The case, which had come to light on August 19, 2014 after Shahdeo registered an FIR at Hindpiri police station, was taken over by the Central Bureau of Investigation in 2015. The court framed charges in the case on July 2, 2018. Following framing of charge the CBI produced 26 witnesses and now today the accused has taken time to produce its witnesses.
The court had set a fixed date of April 11 to record the statement of the defence witness in the matter.
Shahdeo, who was only 23-year-old in 2014, stirred a hornet’s nest on August 19 by lodging the FIR. She accused her husband of faith crime and physical assault. The FIR was registered under Section 498A (domestic violence) despite Tara repeatedly insisting that she had been tormented for over a month for conversion into Islam.

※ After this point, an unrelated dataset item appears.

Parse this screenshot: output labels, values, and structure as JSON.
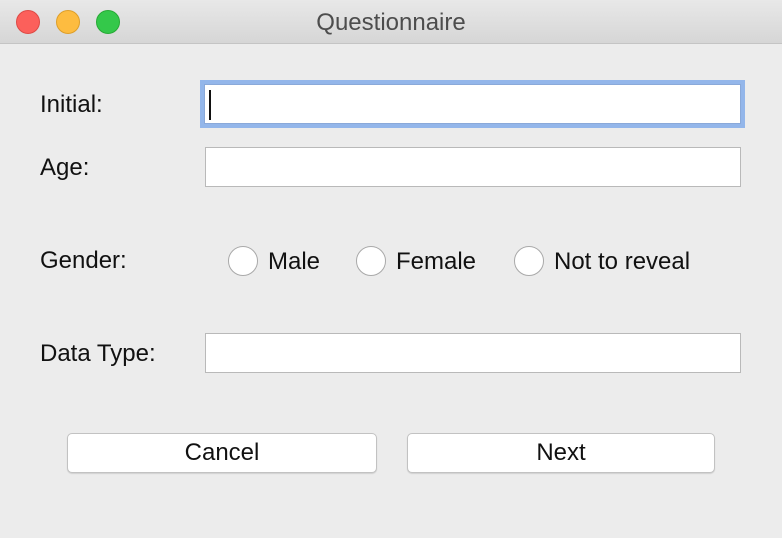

Love jihad, a disparaging term coined by orthodox Hindu groups to deplore “sham marriages” being solemnised by people of the minority community to “engineer unlawful conversions”, triggered vehement protests in Jharkhand capital on August 24, 2014. Following protest police sealed two flats rented by Kohli in posh Ranchi neighbourhoods and seized half a dozen vehicles.
Saffron outfits such as the VHP and the Shiv Sena sponsored a bandh in the capital on the issue. The bandh evoked good response. Kohli’s passport was impounded the same day after the police moved a request with the regional passport office in Ranchi.
The court of chief judicial magistrate issued an arrest warrant against Tara’s tormentor and directed the police to prosecute him under two more IPC sections other than 498A. Those were 295A (deliberate and malicious acts, intended to outrage religious feelings of any class by insulting religious beliefs) and 153A (promoting enmity between different groups on grounds of religion, race, place of birth, residence, language, etc., and doing acts prejudicial to maintenance of harmony).